In JPEG, the HUFFMAN coder aggregates zero coefficients into runs of zeros. In order to approach the entropy, it also uses symbols that combine the run of zeros with magnitude categories for the nonzero coefficients that terminate the runs (see [8] for a complete explanation of the JPEG encoding). 8bit code words are assigned by the HUFFMAN coder to these symbols. These code words are followed by appended bits that fully specify the sign and magnitude of the nonzero coefficients. We decided to leave the code words but to encrypt the appended bits. The reasons are that code words are essential for synchronization and that it does not make much sense to replace zero coefficients by nonzero coefficients. Therefore it was essential to preserve the run values. Also, it is not effective to encrypt DC coefficients because they carry important visible information and are highly predictable.
Our algorithm encrypts appended bits corresponding to a selected number of AC coefficients. Figure 6 illustrates two cases: all coefficients are encrypted except (a) the DC coefficient or (b) the DC, AC_{0}, ..., AC_{4} coefficients.

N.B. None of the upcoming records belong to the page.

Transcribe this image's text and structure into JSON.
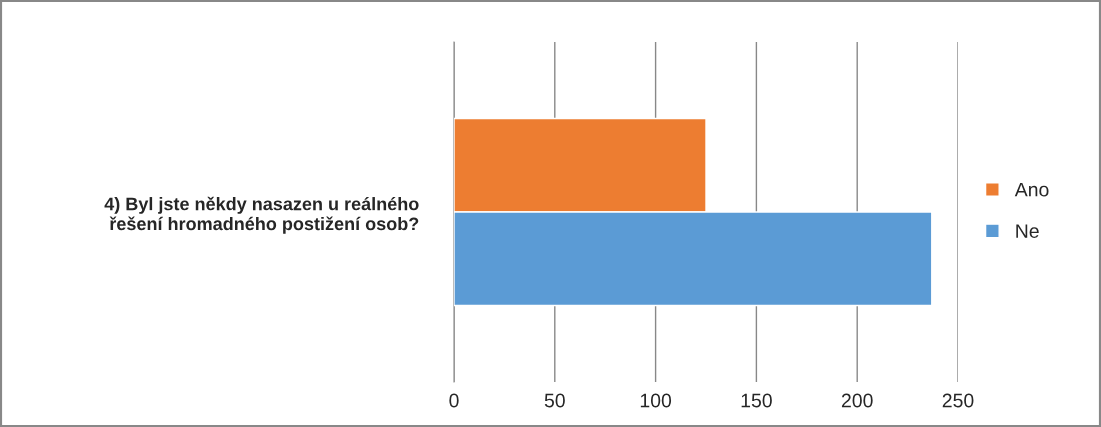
{
  "chart_data": {
    "type": "bar",
    "orientation": "horizontal",
    "categories": [
      "4) Byl jste někdy nasazen u reálného řešení hromadného postižení osob?"
    ],
    "series": [
      {
        "name": "Ano",
        "color": "#ed7d31",
        "values": [
          125
        ]
      },
      {
        "name": "Ne",
        "color": "#5b9bd5",
        "values": [
          237
        ]
      }
    ],
    "xlim": [
      0,
      250
    ],
    "xticks": [
      0,
      50,
      100,
      150,
      200,
      250
    ],
    "grid": "x",
    "legend": "right"
  }
}
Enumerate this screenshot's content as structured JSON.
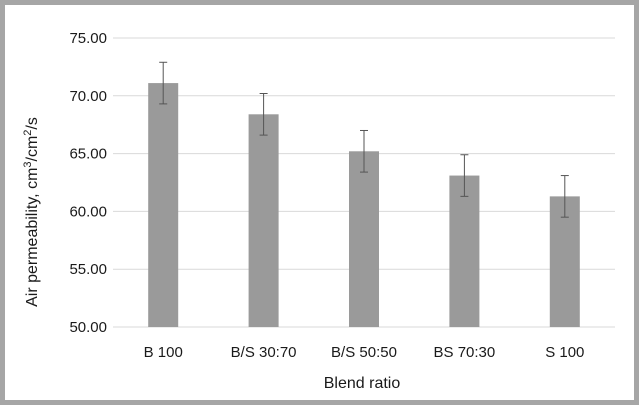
{
  "chart_data": {
    "type": "bar",
    "title": "",
    "xlabel": "Blend ratio",
    "ylabel_main": "Air permeability, cm",
    "ylabel_sup1": "3",
    "ylabel_mid": "/cm",
    "ylabel_sup2": "2",
    "ylabel_end": "/s",
    "categories": [
      "B 100",
      "B/S 30:70",
      "B/S 50:50",
      "BS 70:30",
      "S 100"
    ],
    "values": [
      71.1,
      68.4,
      65.2,
      63.1,
      61.3
    ],
    "errors": [
      1.8,
      1.8,
      1.8,
      1.8,
      1.8
    ],
    "ylim": [
      50,
      75
    ],
    "yticks": [
      50,
      55,
      60,
      65,
      70,
      75
    ],
    "ytick_labels": [
      "50.00",
      "55.00",
      "60.00",
      "65.00",
      "70.00",
      "75.00"
    ],
    "grid": "horizontal",
    "legend": "none",
    "colors": {
      "bar": "#9a9a9a",
      "grid": "#d9d9d9",
      "error": "#555555"
    }
  }
}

The degradation of the selectively encrypted image was again estimated with the PSNR. Typical values are drawn in Figure 7.

The absolute PSNR will depend on the original JPEG image, on its compression ratio, and on the amplitude of DCT coefficients. As a rule of thumb, we found that the number of coefficients left unencrypted should be less than 5.
Our method does not require the encryption to occur inside the coder. In our experiments, the compression and encryption steps have been separated. Although this leads to a slight overhead in execution speed, it has the advantage that the code is reusable for any encoded JPEG image. For this implementation, the encryption steps are:

As in other cases, some coefficients may be correctly guessed. That will allow a plaintext attack in which a known message is send to the encoder. Therefore we should choose an encryption method that is not sensible to this kind of attack. But this is a general requirement, not particular to our method.
In some applications, images have several copyright owners. Suppose the first copyright owner applies the selective DCT encryption algorithm on the JPEG image f with a key k1. The resulting image is g = E_{k1}(f ). The decryption algorithm D is able to recompute f when k1 is known: f = D_{k1}(E_{k1}(f )). If there is a second copyright owner, he could be given the opportunity to encrypt the image too, with his own key k2. The image sent on the network is then h = E_{k2}(E_{k1}(f )). We called this principle ``multiple selective encryption'' as it was inspired by multiple watermarking described by SHEPPARD et al. in [9]. In fact, TUCHMAN [10] proposed a technique called overencryption that corresponds to E_{k1}(D_{k2}(E_{k1}(f ))). According to SCHNEIER [2], this last scheme offers better performances than E_{k2}(E_{k1}(f )) in terms of robustness against attacks.
The ideas of multiple selective encryption or selective overencryption are illustrated in Figure 8.

In this paper, we proposed two methods for the selective encryption of an image. The first method is applicable to raster images. The second method is an adaptation of the JPEG compression scheme that offers both a constant bit rate and format compliance. It consists in the encryption of the sign and magnitude of nonzero DCT coefficients. We also explain how it can be used for multiple selective encryption.